Trillions of cigarette butts are flicked and stomped to the ground each year, often by people who would never think of themselves as littering.

Contrary to popular belief, cigarette filters are not biodegradable. They’re made from cellulose acetate, a plastic that absorbs tobacco “tar” and eventually breaks down in the environment, but never loses its toxicity and can poison essential links in the aquatic food chain.

One company believes they can make an impact, however, by shovelling against the ever-growing mountain of butts.

TerraCycle, a worldwide company specializing in upcycling, has launched a program from its Toronto office to collect and recycle so-called cigarette waste in Canada. The program, in partnership with an unnamed tobacco manufacturer, is designed to gather up the debris that comes with cigarette butts -- as well as the foil and plastic from packaging -- and keep it out of landfills.

The collected waste, according to a press release, will be recycled into plastic pallets for industrial use. The company is also offering the public a rewards program where participants receive gift points for every pound of cigarette waste mailed in to TerraCycle.

"As a company committed to recycling waste streams that others deem worthless or unsavory, cigarette waste will help to promote our belief that everything can and should be recycled," said TerraCycle founder Tom Szaky. Szaky is also looking for ways to recycle disposable diapers and used chewing gum.

Photo of cigarette butts in the sand by Daleen Loest via Shutterstock.

Next page: Reaction from the tobacco industry, anti-cigarette advocates

The tobacco industry has, for some time, acknowledged the issue of cigarette waste. The Altria Group (NYSE: MO), parent company for Philip Morris USA and the nation's largest tobacco manufacturer, has changed its packaging to minimize the environmental footprint of its cigarette products.

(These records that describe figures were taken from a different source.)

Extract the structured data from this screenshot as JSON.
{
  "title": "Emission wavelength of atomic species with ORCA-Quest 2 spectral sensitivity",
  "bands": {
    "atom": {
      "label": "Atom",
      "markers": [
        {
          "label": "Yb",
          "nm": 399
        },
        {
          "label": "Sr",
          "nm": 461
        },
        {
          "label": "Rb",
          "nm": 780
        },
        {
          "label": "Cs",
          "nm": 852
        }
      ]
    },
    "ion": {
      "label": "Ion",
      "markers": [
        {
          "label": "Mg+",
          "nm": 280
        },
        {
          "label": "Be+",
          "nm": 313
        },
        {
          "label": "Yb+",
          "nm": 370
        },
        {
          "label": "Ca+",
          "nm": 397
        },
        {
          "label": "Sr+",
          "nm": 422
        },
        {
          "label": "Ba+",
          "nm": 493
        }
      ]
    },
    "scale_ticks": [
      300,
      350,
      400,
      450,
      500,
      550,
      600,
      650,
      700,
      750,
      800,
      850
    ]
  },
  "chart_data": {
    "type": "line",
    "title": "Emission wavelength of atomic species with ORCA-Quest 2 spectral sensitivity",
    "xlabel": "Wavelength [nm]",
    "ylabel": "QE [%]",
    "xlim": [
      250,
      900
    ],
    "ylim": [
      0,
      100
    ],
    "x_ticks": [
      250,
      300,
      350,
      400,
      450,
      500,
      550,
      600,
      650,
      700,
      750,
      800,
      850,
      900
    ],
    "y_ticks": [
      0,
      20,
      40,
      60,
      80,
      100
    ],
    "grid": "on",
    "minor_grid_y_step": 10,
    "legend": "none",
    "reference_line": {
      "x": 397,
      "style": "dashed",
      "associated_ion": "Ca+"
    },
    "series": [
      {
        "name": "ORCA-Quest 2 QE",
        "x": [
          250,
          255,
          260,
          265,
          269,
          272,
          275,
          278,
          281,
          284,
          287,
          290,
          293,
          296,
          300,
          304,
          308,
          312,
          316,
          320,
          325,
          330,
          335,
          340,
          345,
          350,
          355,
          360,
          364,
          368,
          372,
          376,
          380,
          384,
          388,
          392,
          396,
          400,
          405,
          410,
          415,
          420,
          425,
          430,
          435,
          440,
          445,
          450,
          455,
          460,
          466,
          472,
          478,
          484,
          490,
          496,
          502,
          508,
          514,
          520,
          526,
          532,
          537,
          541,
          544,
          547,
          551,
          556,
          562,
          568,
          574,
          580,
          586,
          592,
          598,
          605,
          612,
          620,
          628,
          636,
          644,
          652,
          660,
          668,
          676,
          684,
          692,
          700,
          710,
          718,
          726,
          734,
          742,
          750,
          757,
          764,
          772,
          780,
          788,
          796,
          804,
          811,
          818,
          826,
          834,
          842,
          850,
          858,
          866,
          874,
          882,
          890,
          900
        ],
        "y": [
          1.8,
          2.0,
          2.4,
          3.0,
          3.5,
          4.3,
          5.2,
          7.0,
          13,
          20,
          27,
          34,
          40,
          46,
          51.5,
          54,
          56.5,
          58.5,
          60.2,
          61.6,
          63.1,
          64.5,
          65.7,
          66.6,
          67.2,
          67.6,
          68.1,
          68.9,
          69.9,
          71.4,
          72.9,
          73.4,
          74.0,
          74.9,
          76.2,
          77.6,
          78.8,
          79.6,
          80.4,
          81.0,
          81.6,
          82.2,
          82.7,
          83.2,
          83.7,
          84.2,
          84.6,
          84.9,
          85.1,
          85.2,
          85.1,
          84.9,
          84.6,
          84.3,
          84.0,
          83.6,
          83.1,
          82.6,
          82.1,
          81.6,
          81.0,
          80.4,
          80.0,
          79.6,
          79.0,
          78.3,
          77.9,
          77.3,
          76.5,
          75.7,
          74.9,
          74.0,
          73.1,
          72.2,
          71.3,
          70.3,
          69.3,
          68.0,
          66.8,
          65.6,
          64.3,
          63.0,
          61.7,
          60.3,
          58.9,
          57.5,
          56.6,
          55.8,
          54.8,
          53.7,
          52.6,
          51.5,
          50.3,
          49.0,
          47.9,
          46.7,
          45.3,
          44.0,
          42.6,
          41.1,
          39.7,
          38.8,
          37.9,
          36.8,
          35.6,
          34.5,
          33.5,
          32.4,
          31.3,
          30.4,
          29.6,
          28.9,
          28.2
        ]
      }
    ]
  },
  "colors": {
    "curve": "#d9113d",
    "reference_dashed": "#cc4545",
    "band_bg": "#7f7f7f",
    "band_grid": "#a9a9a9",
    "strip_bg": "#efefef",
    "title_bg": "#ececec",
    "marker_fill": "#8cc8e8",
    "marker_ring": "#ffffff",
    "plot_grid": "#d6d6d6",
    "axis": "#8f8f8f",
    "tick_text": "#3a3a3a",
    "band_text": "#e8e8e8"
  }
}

Philip Morris USA also reduced the thickness of the poly wrap used in cigarette packaging in 2010, according to the company's website. Along with significant cost savings, the change that year also reduced nearly two million pounds of cigarette packaging materials, required less oil-based resins to be used by the company’s suppliers and translated to about 42 less truckloads of packaging materials shipped to its facilities.

The company also has a consumer education program. Since 2002, it has worked with Keep America Beautiful to launch the Cigarette Litter Prevention Program (CLPP).

“We communicate to our adult consumers that cigarette butts are litter and that they should disposed of properly,” said Altria spokesperson Ken Garcia. “Education and information are important in driving change in adult consumer behavior when it comes to cigarette butt litter.”

Garcia called TerraCycle’s program “innovative” and an effort that “can complement a multi-faceted approach to educating consumers and encouraging action on the issue.”

But some have doubts. “One concern with recycling butts is that we have shown these to be toxic waste products -- one cigarette butt soaked in a liter of water kills half the fish exposed to this solution,” said Thomas Novotny, a medical doctor and former assistant surgeon general during the Clinton administration who is also the CEO and founder of the Cigarette Butt Pollution Project.

“Thus, the people collecting, transporting, and re-manufacturing the cigarette butt waste are at risk for this exposure," Novotny said. "The toxins are not removed by sterilization, as they are organic and inorganic chemicals not necessarily susceptible to heat degradation. Before using any recycled butt products, consumers should be aware of this toxicity and regulatory agencies should subject these products to safety testing.”

If the tobacco industry was serious about preserving the environment from cigarette butts, said Dr. Novotny, they could simply stop selling cigarettes – a product he described as, “when used as directed...lethal and at the end of its product life an environmental hazard to boot.”